O carnaval, antes de chegar, já chegou. As ruas são interditadas. Os blocos estão soltos. Os tamborins estão explodindo no ritmo da música carnavalesca, ou mesmo não carnavalesca, que se traveste com a fantasia do carnaval. Fora um pouquinho assim no passado. Com as festas pré-carnavalescas. Hoje, muito mais ainda. Tá todo mundo de ressaca. Antecipadamente. Mas não tão antecipadamente, assim. Como diria Machado de Assis: mudou o carnaval, ou mudei eu!
É a vez da mulata, tão vilipendiada e caricaturada. A exemplo, a encenação produzida pela Sra. Donata Meirelles, diretora do Vogue do Brasil e casada com Nizan Guanaes, numa noite de sexta-feira, em Salvador. Seu aniversário. Chique, como ocorre com os aniversários da burguesia. Todo mundo de branco. A socialite Donata sentada num trono. Mulheres negras, vestidas de mucama, tais quais as escravas, faziam a recepção dos convidados. E outras, negras, usando abanadores, ao lado do trono da "sinhá" Donata, em postura de servilismo escravista. São novos tempos, consequência da novíssima república que estamos a vivenciar.
Mas, quer queiram ou não, sem vilipêndio e caricatura, a mulata é a tal. Mesmo porque o teu cabelo não nega mulata, porque és mulata na cor, mas como a cor não pega, mulata, todos querem o teu amor. Mas, contrariando esses louvores machistas, estão querendo, os afoitos e intolerantes de sempre, preconceituosos de si mesmos, cassar o mandato de rainha do carnaval da mulata brasileira. Não sei se terão êxito nessa façanha destrutiva do que Gilberto Freyre chamou de "mulatismo cultural". Muita gente, entre as quais entro de mansinho, está demonstrando a sua insatisfação. A coisa, com licença da má palavra, sem racismo, hem?!, está ficando preta, diriam os antigos, sem querer insinuar que branco é branco, preto é preto, mas com certeza, insisto, a mulata é a tal.
Ora, em que pese D. Donata Meirelles, a música brasileira é cheia de morenices, mulatices, trejeitices e de neguices. Mas a mulata está sempre presente. Ou como mulata, sem morenice , ou com o preconceito da morenice. João de Barro e Antônio Almeida nos legaram o canto eterno de A mulata é a tal, marchinha carnavalesca que atravessou o tempo, sempre cantada pelos blocos de rua e nos salões. Isso desde 1947, ano do meu nascimento e de muita gente que anda por aí e que ainda se esbalda no carnaval, repetindo o estribilho de que a mulata é a tal. Os dois primeiros versos definem a distinção da raça brasileira, para concluir pela exaltação da mulata: Branca é branca preta é preta / Mas a mulata é a tal, é a tal. Já os Irmãos Valença e Lamartine Babo cantaram a mulata de um modo mais incisivo, definindo-a a partir do seu cabelo, da sua cor, que não pega, e da metáfora que a identifica como a alma cor de anil. Talvez seja esta marchinha que melhor enfatiza a nossa origem, estabelecendo a miscigenação do negro com o branco. A letra acentua essas diferenças, sem esconder o sentido racista de ser mulata: O teu cabelo não nega, mulata / Porque és mulata na cor / Mas como a cor não pega, mulata / Mulata, eu quero o teu amor. E lua invejando faz careta / Porque, mulata, tu não és deste planeta.

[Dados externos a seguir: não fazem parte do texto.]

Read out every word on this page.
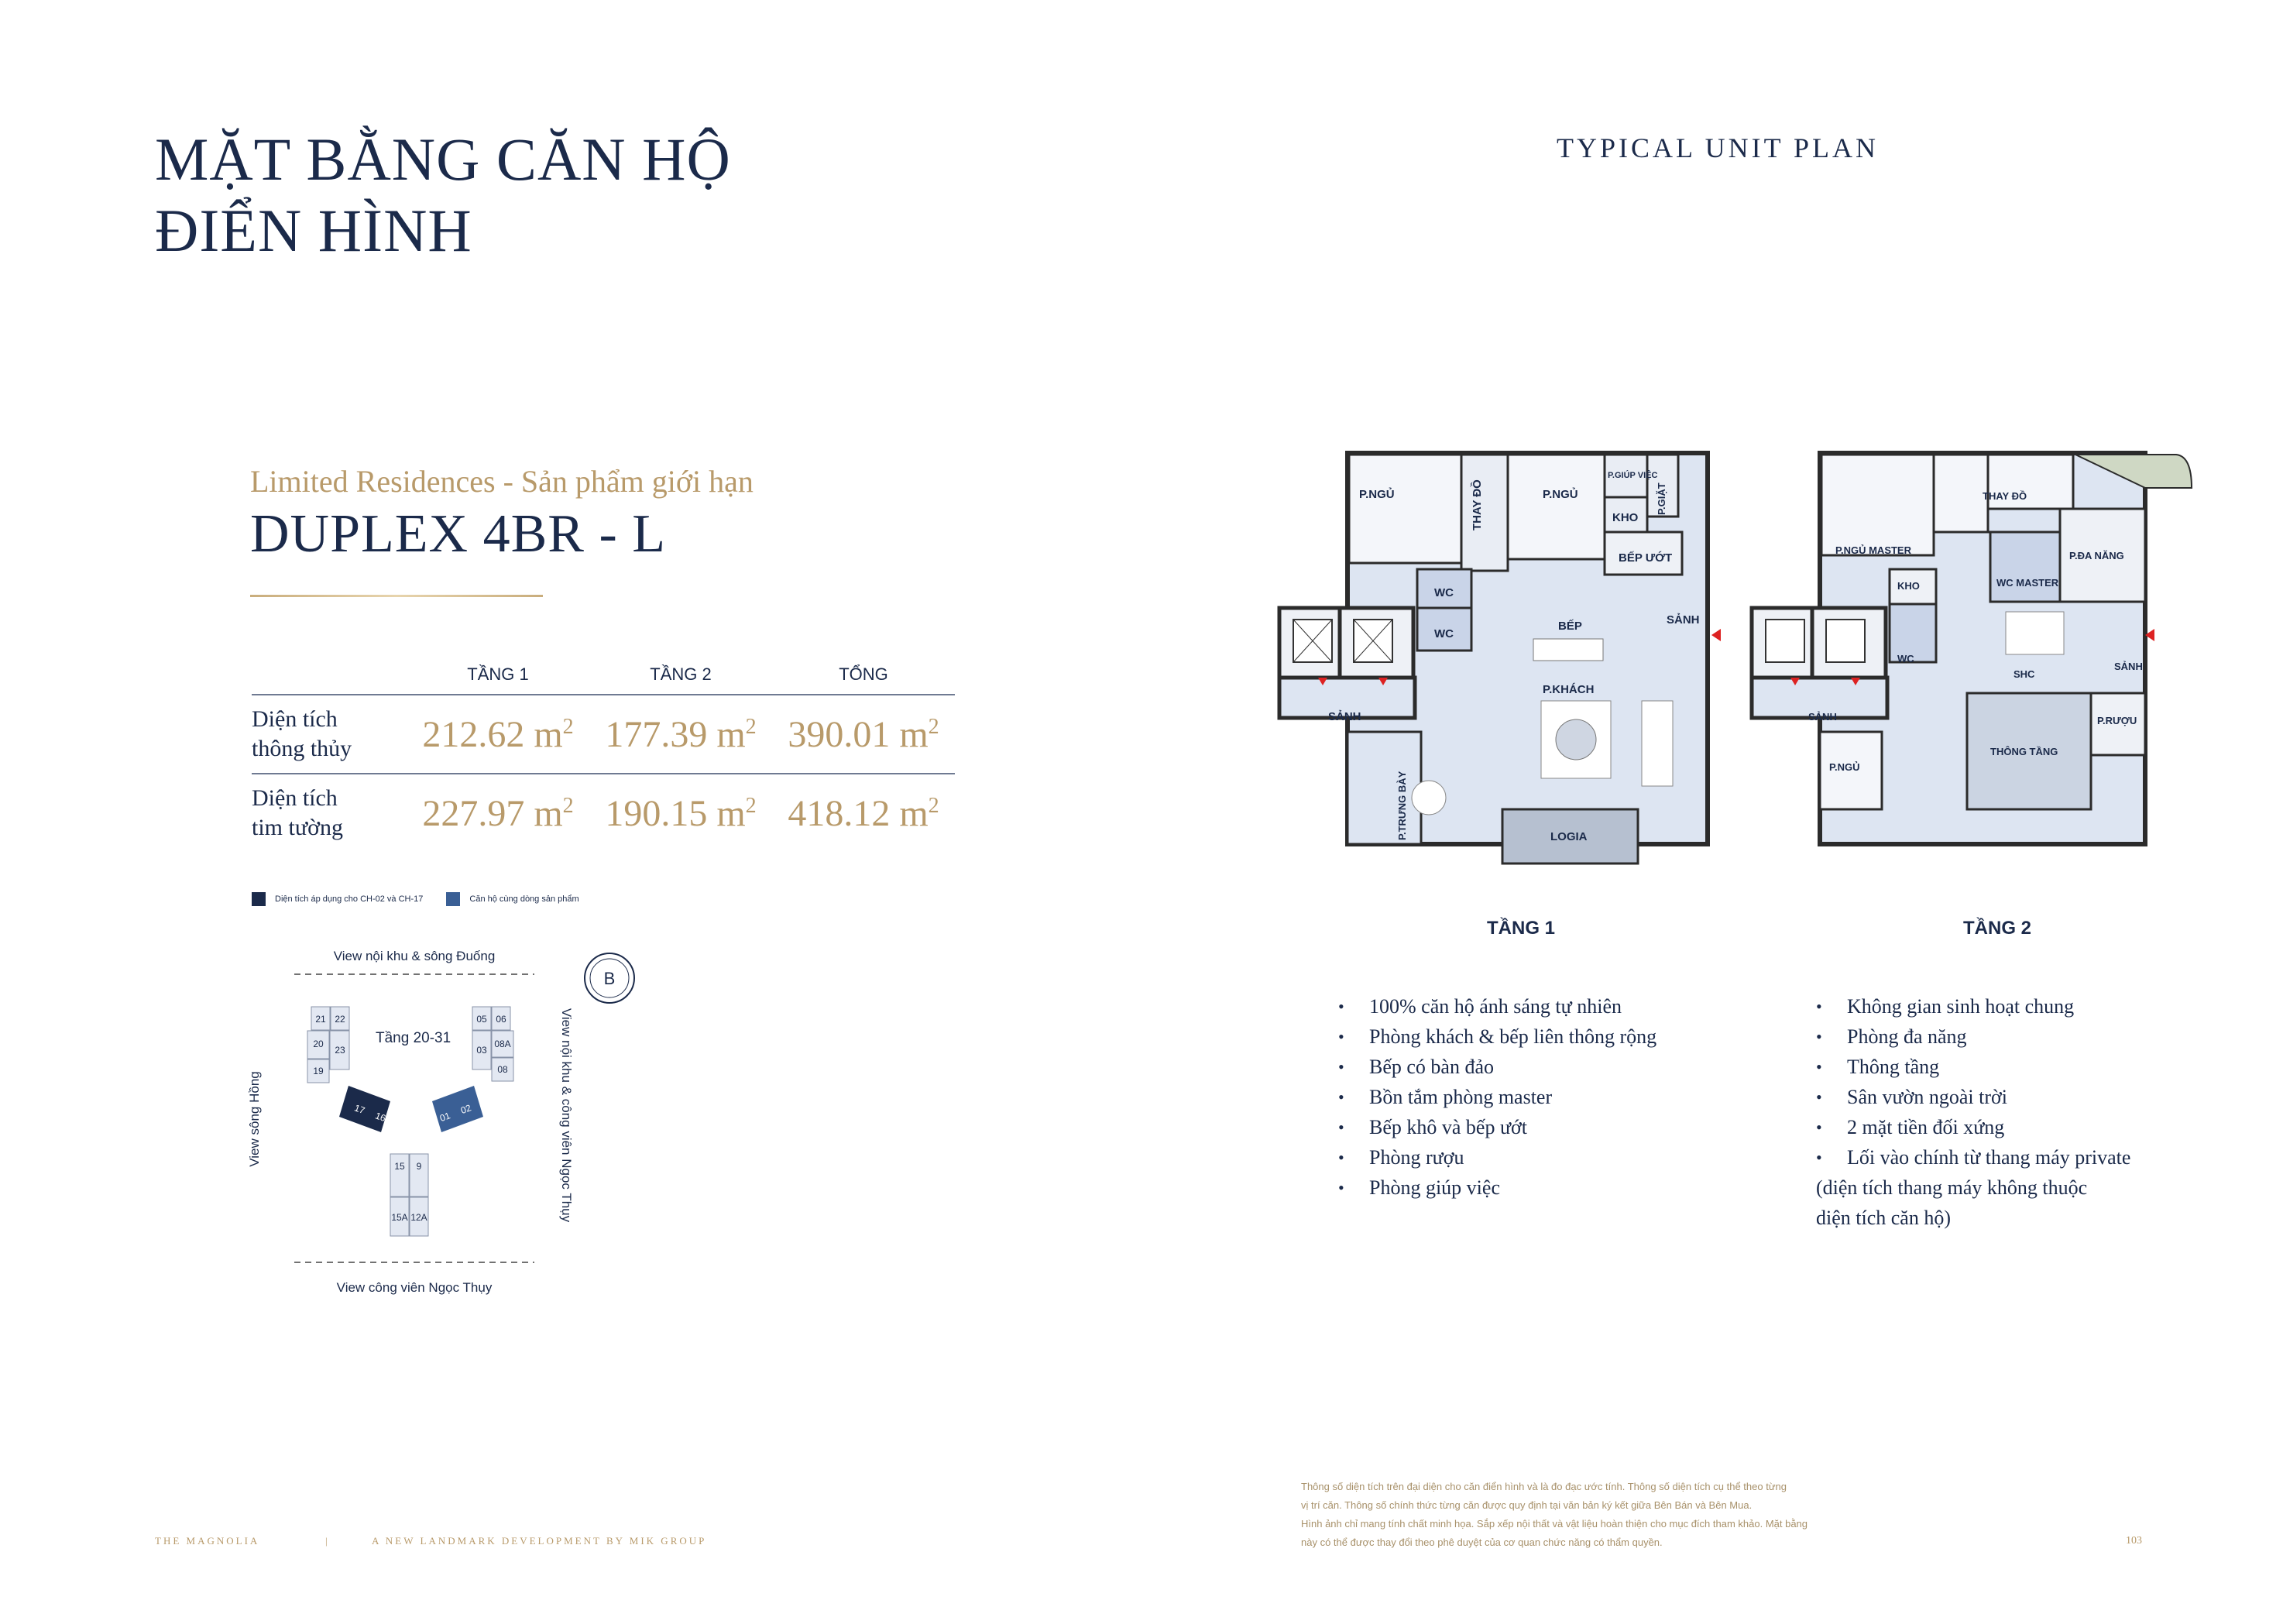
MẶT BẰNG CĂN HỘ
ĐIỂN HÌNH
TYPICAL UNIT PLAN
Limited Residences - Sản phẩm giới hạn
DUPLEX 4BR - L
	TẦNG 1	TẦNG 2	TỔNG

Diện tích
thông thủy	212.62 $m^2$	177.39 $m^2$	390.01 $m^2$

Diện tích
tim tường	227.97 $m^2$	190.15 $m^2$	418.12 $m^2$
Diện tích áp dụng cho CH-02 và CH-17	Căn hộ cùng dòng sản phẩm
View nội khu & sông Đuống
View công viên Ngọc Thụy
View sông Hồng	View nội khu & công viên Ngọc Thụy
Tầng 20-31
B
21 22
20
23
19
05 06
03
08A
08
17
16	01
02
15 9
15A 12A
P.NGỦ	THAY ĐỒ	P.NGỦ
P.GIÚP VIỆC
P.GIẶT
KHO
BẾP ƯỚT
WC
WC
BẾP	SẢNH
P.KHÁCH
SẢNH
P.TRƯNG BÀY	LOGIA
TẦNG 1
THAY ĐỒ
P.NGỦ MASTER	P.ĐA NĂNG
KHO	WC MASTER
WC
SHC
SẢNH
SẢNH
P.RƯỢU
THÔNG TẦNG
P.NGỦ
TẦNG 2
• 100% căn hộ ánh sáng tự nhiên
• Phòng khách & bếp liên thông rộng
• Bếp có bàn đảo
• Bồn tắm phòng master
• Bếp khô và bếp ướt
• Phòng rượu
• Phòng giúp việc
• Không gian sinh hoạt chung
• Phòng đa năng
• Thông tầng
• Sân vườn ngoài trời
• 2 mặt tiền đối xứng
• Lối vào chính từ thang máy private
(diện tích thang máy không thuộc
diện tích căn hộ)
Thông số diện tích trên đại diện cho căn điển hình và là đo đạc ước tính. Thông số diện tích cụ thể theo từng
vị trí căn. Thông số chính thức từng căn được quy định tại văn bản ký kết giữa Bên Bán và Bên Mua.
Hình ảnh chỉ mang tính chất minh họa. Sắp xếp nội thất và vật liệu hoàn thiện cho mục đích tham khảo. Mặt bằng
này có thể được thay đổi theo phê duyệt của cơ quan chức năng có thẩm quyền.
THE MAGNOLIA	|	A NEW LANDMARK DEVELOPMENT BY MIK GROUP	103
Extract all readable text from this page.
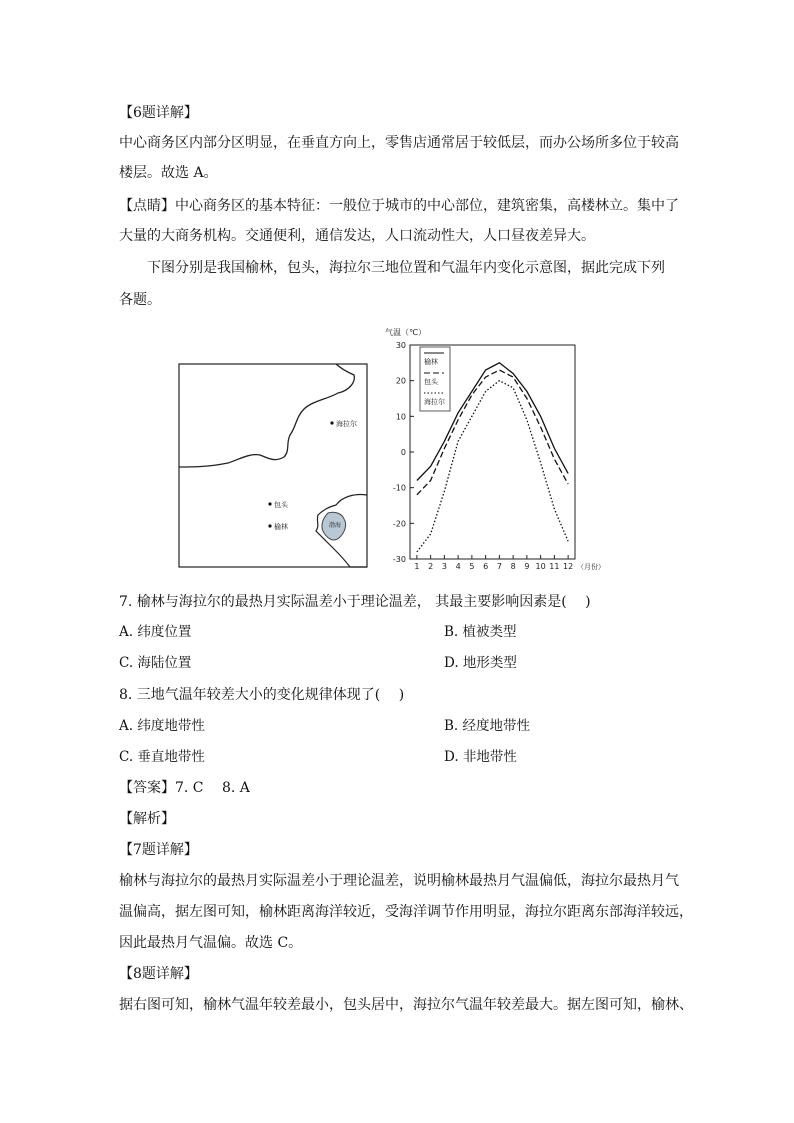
【6题详解】
中心商务区内部分区明显，在垂直方向上，零售店通常居于较低层，而办公场所多位于较高
楼层。故选 A。
【点睛】中心商务区的基本特征：一般位于城市的中心部位，建筑密集，高楼林立。集中了
大量的大商务机构。交通便利，通信发达，人口流动性大，人口昼夜差异大。
下图分别是我国榆林，包头，海拉尔三地位置和气温年内变化示意图，据此完成下列
各题。
海拉尔
包头
榆林	渤海
气温（℃）
30
20
10
0
-10
-20
-30
1 2 3 4 5 6 7 8 9 10 11 12
榆林
包头
海拉尔
（月份）
7. 榆林与海拉尔的最热月实际温差小于理论温差， 其最主要影响因素是(　 )
A. 纬度位置	B. 植被类型
C. 海陆位置	D. 地形类型
8. 三地气温年较差大小的变化规律体现了(　 )
A. 纬度地带性	B. 经度地带性
C. 垂直地带性	D. 非地带性
【答案】7. C　 8. A
【解析】
【7题详解】
榆林与海拉尔的最热月实际温差小于理论温差，说明榆林最热月气温偏低，海拉尔最热月气
温偏高，据左图可知，榆林距离海洋较近，受海洋调节作用明显，海拉尔距离东部海洋较远，
因此最热月气温偏。故选 C。
【8题详解】
据右图可知，榆林气温年较差最小，包头居中，海拉尔气温年较差最大。据左图可知，榆林、
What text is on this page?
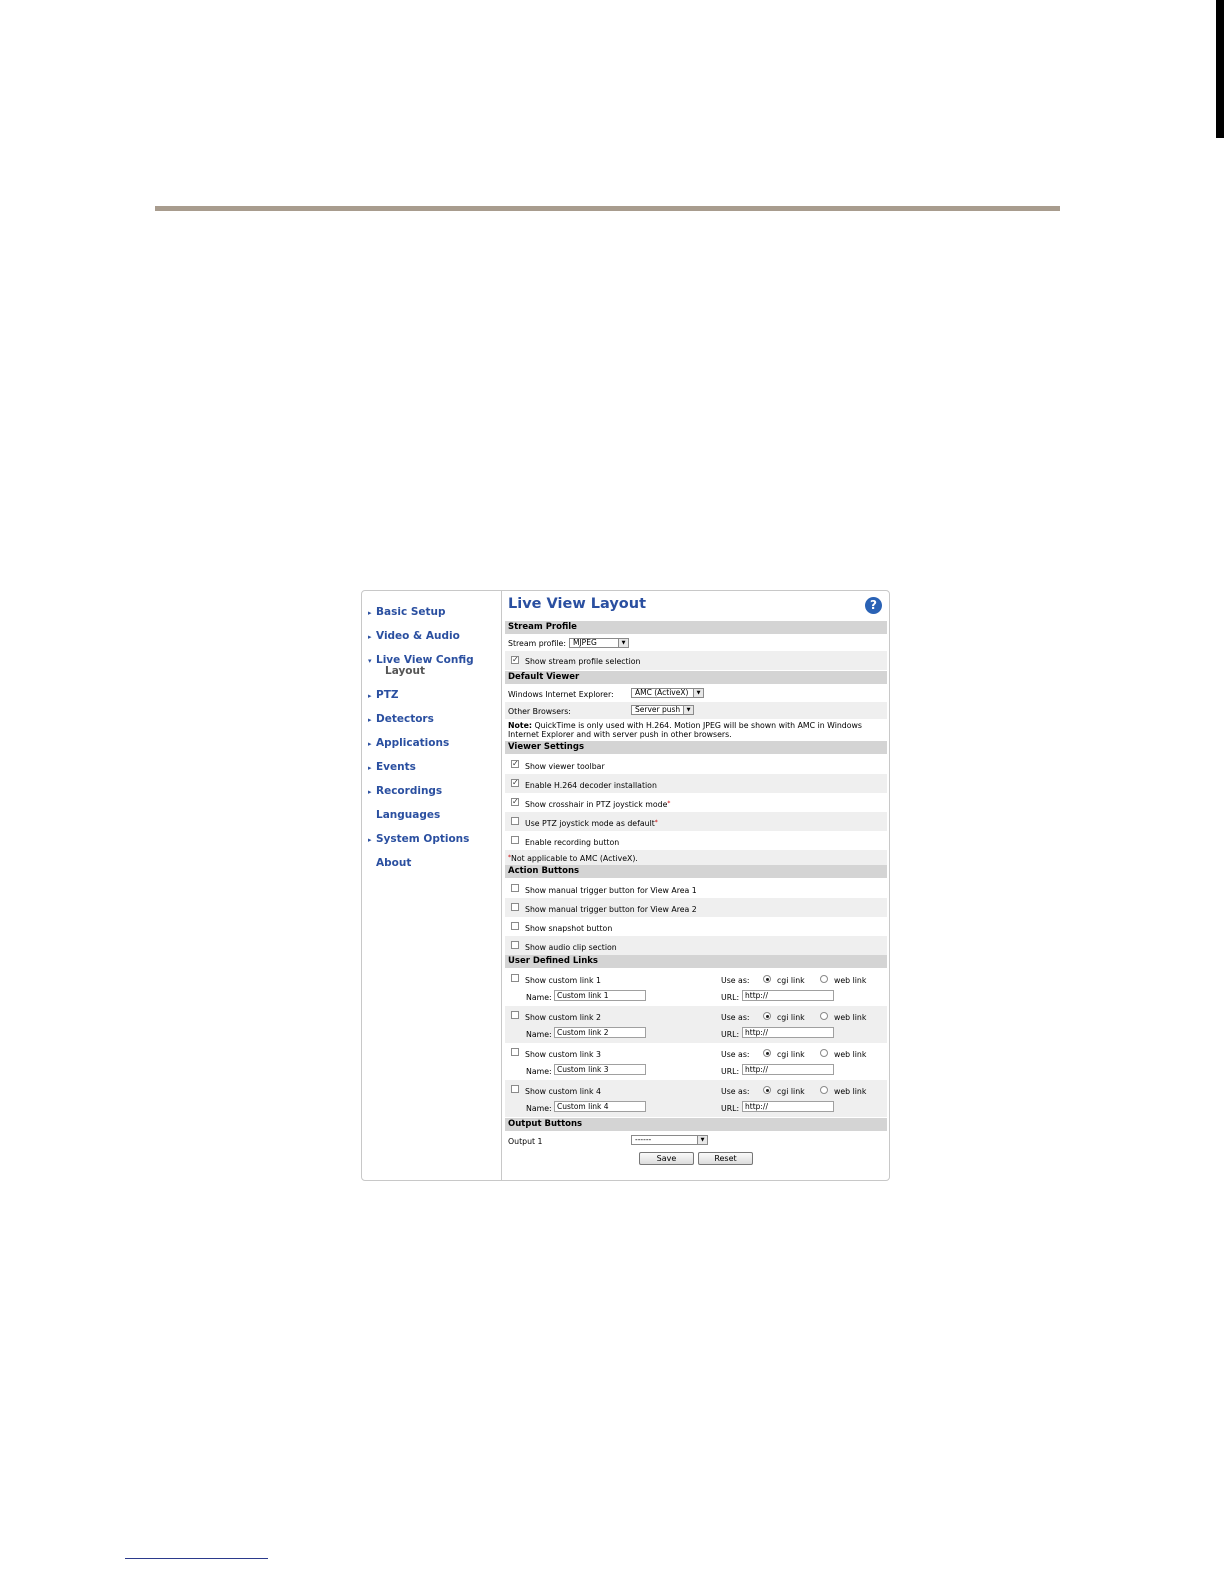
▸ Basic Setup
▸ Video & Audio
▾ Live View Config
Layout
▸ PTZ
▸ Detectors
▸ Applications
▸ Events
▸ Recordings
Languages
▸ System Options
About
Live View Layout	?
Stream Profile
Stream profile: MJPEG	▼
✓ Show stream profile selection
Default Viewer
Windows Internet Explorer:	AMC (ActiveX)	▼
Other Browsers:	Server push	▼
Note: QuickTime is only used with H.264. Motion JPEG will be shown with AMC in Windows
Internet Explorer and with server push in other browsers.
Viewer Settings
✓ Show viewer toolbar
✓ Enable H.264 decoder installation
✓ Show crosshair in PTZ joystick mode*
Use PTZ joystick mode as default*
Enable recording button
*Not applicable to AMC (ActiveX).
Action Buttons
Show manual trigger button for View Area 1
Show manual trigger button for View Area 2
Show snapshot button
Show audio clip section
User Defined Links
Show custom link 1	Use as:	cgi link	web link
Name: Custom link 1	URL: http://
Show custom link 2	Use as:	cgi link	web link
Name: Custom link 2	URL: http://
Show custom link 3	Use as:	cgi link	web link
Name: Custom link 3	URL: http://
Show custom link 4	Use as:	cgi link	web link
Name: Custom link 4	URL: http://
Output Buttons
Output 1	------	▼
Save	Reset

O mesmo Lamartine Babo deixou de lado a mulata e passou a cantar a morena: A morena é linda, linda morena, que me faz penar. A lua cheia que tanto brilha, não brilha tanto quanto o seu olhar. E aí vem o branco, que não dispensava as negras para, deitando-se com elas, fazer-lhes os filhos mulatos, porque nascidos sem serem brancos nem negros. Ou filhos morenos, paridos de cor escura, entre o branco e negro ou mulato. Quando os pais chegavam ao cartório para o registro. Tez, acentuava o tabelião: morena, numa fuga do colonizador branco e do colonizado negro. E a marchinha Linda morena enfatiza essas diferenças, para enaltecer a morena: Tu és, morena, uma ótima pequena / Não há branco que não perca até o juízo / Onde tu passas / Sai às vezes bofetão / Toda gente faz questão / Do teu sorriso.
Em 1964, ano fatídico, João Roberto Kelly, na célebre marchinha Mulata Bossa Nova, atualiza a mulata. Essa marcha foi feita para homenagear a primeira negra (mulata), Vera Lúcia Couto, que foi eleita Miss Estado da Guanabara, concorrendo, naquele ano, para Miss Brasil, tendo conquistado o segundo lugar. Conta a história que, no concurso de Miss Guanabara, quando passava pela passarela, uma mulher, como se estivesse na casa-grande, berrava: - Sai daí, sua crioula! Sai daí. O teu lugar é na cozinha! Conclusão: nada mudou. É a mesma casa-grande e a mesmíssima senzala. Mas a mulata não mudou, continua a tal.
Certo que, como dois e dois são cinco, os tempos são outros. A senzala acabou. Branca é branca; negra é negra, e a mulata, insiste a turma da moralidade, não é a tal. E eu daqui desse cantinho, como um jumento teimoso, na beira da estrada, digo: a mulata é a tal. Sem preconceito, e que se danem os insatisfeitos!
* Membro da AML e AIL.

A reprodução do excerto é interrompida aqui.